Masten a ensuite détaillé les agressions sexuelles répétées qu’elle a personnellement subies alors qu’elle était employée par Hef, y compris une attaque présumée de son bon ami Bill Cosby. Le document note également que Cosby a été accusé d’avoir drogué et violé une jeune fille de 18 ans à l’intérieur du manoir Playboy en 2008. (Cosby a précédemment déclaré qu’il a été prouvé par les forces de l’ordre qu’il n’était pas au manoir lorsque la jeune fille de 18 ans a été agressée. Contacté pour un commentaire, un représentant de Cosby a rejeté les diverses allégations du film comme étant « non prouvées »).
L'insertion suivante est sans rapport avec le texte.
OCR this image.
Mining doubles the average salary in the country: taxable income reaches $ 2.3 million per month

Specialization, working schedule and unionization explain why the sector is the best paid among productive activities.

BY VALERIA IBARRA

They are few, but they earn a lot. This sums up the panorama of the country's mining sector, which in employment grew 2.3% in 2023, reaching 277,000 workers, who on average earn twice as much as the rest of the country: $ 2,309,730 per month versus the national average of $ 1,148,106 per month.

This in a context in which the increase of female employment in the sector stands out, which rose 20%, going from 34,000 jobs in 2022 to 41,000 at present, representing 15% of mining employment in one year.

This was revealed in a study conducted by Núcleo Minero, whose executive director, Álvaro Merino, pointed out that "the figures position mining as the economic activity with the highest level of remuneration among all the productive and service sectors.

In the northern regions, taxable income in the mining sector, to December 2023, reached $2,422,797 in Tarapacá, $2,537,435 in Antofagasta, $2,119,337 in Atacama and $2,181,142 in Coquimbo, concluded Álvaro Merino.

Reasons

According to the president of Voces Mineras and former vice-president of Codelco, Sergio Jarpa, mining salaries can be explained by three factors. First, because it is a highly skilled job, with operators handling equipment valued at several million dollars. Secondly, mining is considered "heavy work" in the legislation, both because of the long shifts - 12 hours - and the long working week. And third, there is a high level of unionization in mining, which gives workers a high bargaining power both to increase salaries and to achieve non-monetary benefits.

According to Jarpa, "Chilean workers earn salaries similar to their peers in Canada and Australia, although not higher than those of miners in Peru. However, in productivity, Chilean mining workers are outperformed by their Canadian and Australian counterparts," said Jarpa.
Masten affirme qu’en 1979, Cosby l’a droguée et violée dans une chambre d’hôtel après un dîner amical à Chicago.

« J’avais du sang qui coulait sur ma jambe parce qu’il m’avait sodomisé », a-t-elle sangloté dans le doc. « Le sang dégoulinait sur le sol. J’ai mis mes vêtements, mais il y avait beaucoup de sang. Je l’ai fait dégouliner jusque dans le hall de l’hôtel. »

Afficher la vérité

Pour relater le récit poignant de Masten et d’autres personnes similaires, Dean a utilisé une caméra spécialisée pour interviewer chaque personne à distance afin de garantir la sécurité de tous.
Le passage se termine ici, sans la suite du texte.